El éxtasis llegó a los dos de inmediato y al mismo tiempo. Bill se eyaculó dentro de Dipper, mientras que Dipper se corrió entre ambos vientres. Ambos se detuvieron por un momento jadeantes y tratando de recuperar el aliento.
El humano se separó con cuidado y observo directamente los ojos ambarinos del vampiro, los cuales se entrecerraban por el cansancio de su acción. El Pines tomo las mejillas del contrario y susurró: -Feliz cumpleaños, amo Cipher. - Una sonrisa coqueta decoró su rostro e inmediatamente inició un tercer beso apasionado, sorprendiendo por completo al contrario.
Las caderas del castaño comenzaron a moverse de nuevo.

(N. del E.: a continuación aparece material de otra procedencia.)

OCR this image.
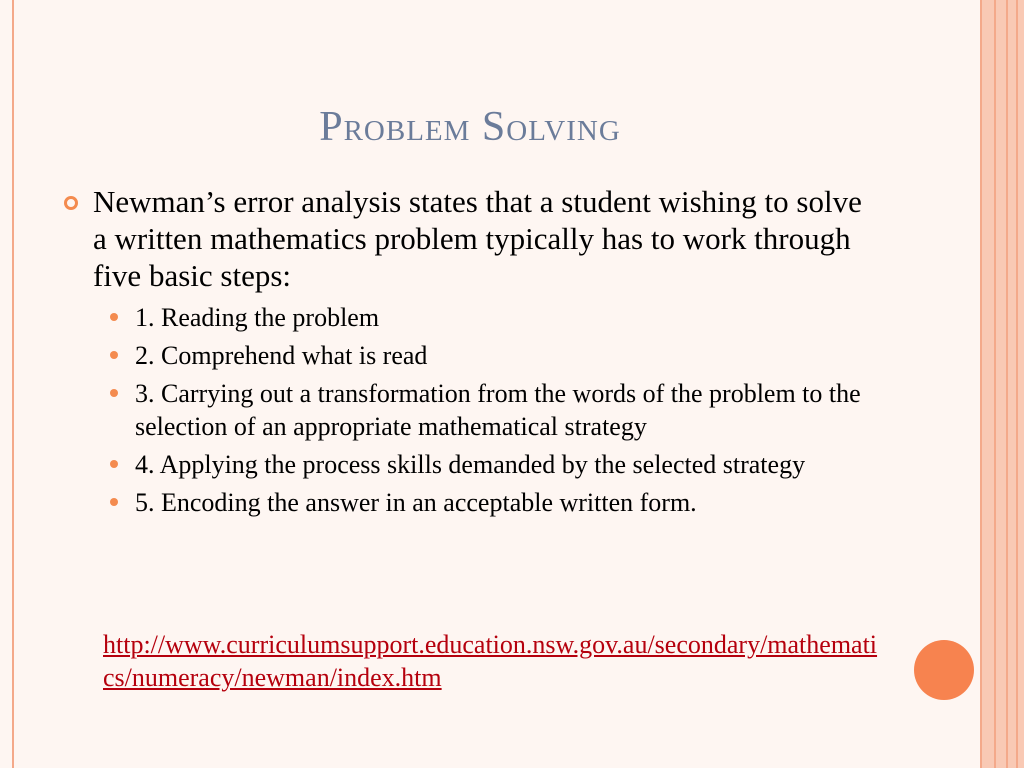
Problem Solving
Newman’s error analysis states that a student wishing to solve a written mathematics problem typically has to work through five basic steps:
1. Reading the problem
2. Comprehend what is read
3. Carrying out a transformation from the words of the problem to the selection of an appropriate mathematical strategy
4. Applying the process skills demanded by the selected strategy
5. Encoding the answer in an acceptable written form.
http://www.curriculumsupport.education.nsw.gov.au/secondary/mathematics/numeracy/newman/index.htm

El mejor cumpleaños de su vida.
-Curiosidades del episodio-
Total de palabras: 1942.
Datos interesantes: [Samhain es una fiesta gaélica que se celebra del 31 de octubre al 1 de noviembre y marca el final de la temporada de cosechas y el comienzo del invierno o la «mitad más oscura» del año. La celebración se debe a que la línea que separa los dos Mundos se hace más estrecha, permitiendo la entrada de espíritus buenos y malos. Uno de los motivos de la fiesta, según la tradición celta, es ahuyentar o aliar a esos malos espíritus para su beneficio personal, como protección, salud e incluso fertilidad en su próximo año de cosechas o ganado.] [Pomona es el nombre de la diosa de la fruta y de los cultivos fértiles. Viene de la tradición romana que celebra un Hallowen, pero más relacionado con las cosechas] [Estupor es una Disminución de la actividad de las funciones intelectuales, acompañada de cierto aire o aspecto de asombro o de indiferencia. Es característica principal de cuando alguien está hechizado o hipnotizado] [En tiempos prehispánicos, Se creía que los dioses preferían cosas pequeñas y delicadas, por lo que se les proporcionaba niños o jóvenes (tanto mujeres como hombres) para que ellos pudieran comunicarse directamente con los dioses y pudieran realizarse sus peticiones. En México, los sacrificios eran, en su mayoría, niños y hombres jóvenes].
Mi pequeño sinner, espero lo hayas disfrutado, Te deseo un muy bonito y productivo inicio de semana. - Anain18.